The retardant - known as decabromodiphenyl or decaBDE – is a Persistent Organic Pollutant (POP) that can be found in different forms in plastics, inks and window blinds for example. Its production and use was recommended to be eliminated following the 11th meeting of the Stockholm Convention POPs Review Committee, which was held in Rome from 19-23 October 2015.


“The Committee has recommended actions that will protect human lives and the environment against some of the world’s most dangerous toxic chemicals,” said Professor Estefania Gastaldello Moreira, from the University of Londrina in Brazil, following the Review Committee meeting.


Carbosulfan and carbofuran are two toxic pesticides used on crops such as potatoes that were meanwhile recommended to be subject to the system for Prior Informed Consent (PIC), following the 11th meeting of the Rotterdam Convention’s Chemicals Review Committee, which was held back-to-back.
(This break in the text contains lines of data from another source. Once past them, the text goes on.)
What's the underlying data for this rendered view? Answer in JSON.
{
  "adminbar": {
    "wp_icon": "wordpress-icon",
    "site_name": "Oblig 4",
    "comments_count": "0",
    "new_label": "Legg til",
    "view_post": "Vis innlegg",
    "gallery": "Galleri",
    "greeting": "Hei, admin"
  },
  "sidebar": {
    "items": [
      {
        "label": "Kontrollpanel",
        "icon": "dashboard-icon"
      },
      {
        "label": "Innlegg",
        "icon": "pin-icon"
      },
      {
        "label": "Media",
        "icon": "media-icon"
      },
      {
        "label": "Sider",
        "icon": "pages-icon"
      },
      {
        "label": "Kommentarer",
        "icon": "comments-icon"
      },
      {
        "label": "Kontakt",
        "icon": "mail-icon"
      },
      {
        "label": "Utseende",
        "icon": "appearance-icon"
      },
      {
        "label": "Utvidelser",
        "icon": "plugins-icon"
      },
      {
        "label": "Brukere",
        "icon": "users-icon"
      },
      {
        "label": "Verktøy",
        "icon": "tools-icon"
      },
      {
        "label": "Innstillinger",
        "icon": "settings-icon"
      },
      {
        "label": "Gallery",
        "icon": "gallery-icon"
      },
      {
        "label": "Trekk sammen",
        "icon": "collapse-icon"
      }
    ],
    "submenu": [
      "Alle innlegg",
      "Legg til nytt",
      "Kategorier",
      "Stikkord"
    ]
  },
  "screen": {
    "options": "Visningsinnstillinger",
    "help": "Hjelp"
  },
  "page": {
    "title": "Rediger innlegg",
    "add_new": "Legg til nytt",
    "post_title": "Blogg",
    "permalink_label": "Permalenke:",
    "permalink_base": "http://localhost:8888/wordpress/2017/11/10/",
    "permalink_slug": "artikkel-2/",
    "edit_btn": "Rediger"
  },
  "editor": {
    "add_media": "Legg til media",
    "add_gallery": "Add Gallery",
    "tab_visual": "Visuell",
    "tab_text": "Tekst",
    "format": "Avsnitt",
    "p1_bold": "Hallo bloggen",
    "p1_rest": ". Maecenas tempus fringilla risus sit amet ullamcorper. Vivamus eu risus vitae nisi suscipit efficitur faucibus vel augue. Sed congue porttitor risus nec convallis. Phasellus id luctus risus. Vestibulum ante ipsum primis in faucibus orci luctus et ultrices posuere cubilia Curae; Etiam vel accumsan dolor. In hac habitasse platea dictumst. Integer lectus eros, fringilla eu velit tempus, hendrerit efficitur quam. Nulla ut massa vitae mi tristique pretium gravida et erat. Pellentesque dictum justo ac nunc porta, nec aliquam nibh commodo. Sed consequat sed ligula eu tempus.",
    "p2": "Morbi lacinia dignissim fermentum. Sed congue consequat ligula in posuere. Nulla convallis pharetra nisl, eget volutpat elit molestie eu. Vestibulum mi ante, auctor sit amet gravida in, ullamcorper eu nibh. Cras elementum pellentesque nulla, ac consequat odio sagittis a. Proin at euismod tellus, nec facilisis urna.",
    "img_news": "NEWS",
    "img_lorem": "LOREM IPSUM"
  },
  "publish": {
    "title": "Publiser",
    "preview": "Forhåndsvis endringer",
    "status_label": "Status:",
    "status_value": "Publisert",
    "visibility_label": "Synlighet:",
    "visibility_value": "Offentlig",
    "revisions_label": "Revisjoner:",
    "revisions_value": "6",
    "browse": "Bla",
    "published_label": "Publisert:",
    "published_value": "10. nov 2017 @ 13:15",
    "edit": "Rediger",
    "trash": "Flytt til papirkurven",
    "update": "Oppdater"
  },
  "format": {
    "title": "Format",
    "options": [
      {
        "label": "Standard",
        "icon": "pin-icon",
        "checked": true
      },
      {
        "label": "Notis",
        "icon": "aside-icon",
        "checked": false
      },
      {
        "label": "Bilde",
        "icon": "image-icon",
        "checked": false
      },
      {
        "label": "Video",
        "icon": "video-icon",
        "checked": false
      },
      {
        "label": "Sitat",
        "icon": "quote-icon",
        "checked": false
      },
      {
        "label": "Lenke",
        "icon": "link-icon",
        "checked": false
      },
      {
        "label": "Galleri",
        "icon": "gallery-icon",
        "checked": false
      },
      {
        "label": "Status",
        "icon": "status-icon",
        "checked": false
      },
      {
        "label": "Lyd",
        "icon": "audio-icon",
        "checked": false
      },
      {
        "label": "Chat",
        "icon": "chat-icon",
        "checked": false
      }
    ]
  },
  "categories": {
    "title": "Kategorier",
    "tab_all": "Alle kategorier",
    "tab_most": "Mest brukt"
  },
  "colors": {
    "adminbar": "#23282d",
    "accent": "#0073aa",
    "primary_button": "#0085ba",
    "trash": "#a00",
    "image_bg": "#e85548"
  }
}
The PIC procedure is intended to help governments assess the risks connected with the handling and use of the chemical and make more informed decisions about future import and use of a chemical, taking into account local conditions. Both pesticides are already illegal in the EU, while use of decaBDE in the Union is being phased-out in some cases.


Countries will now decide on whether to follow the Committees’ recommendations at the next Conference of the Parties meetings for the Conventions, both of which will take place in 2017.


POPs are amongst the most toxic substances found on earth and pose serious threats to human health and the environment. They can be found in human breast milk, air, water and animals, including those living in polar regions.


The Stockholm Convention on POPs regulates chemicals that are persistent, bioaccumulative, toxic and evaporate and travel long distances through the air and through water, to protect human health and the environment globally.


The Rotterdam Convention creates legally binding obligations for its 154 parties and currently covers 47 chemicals and pesticides.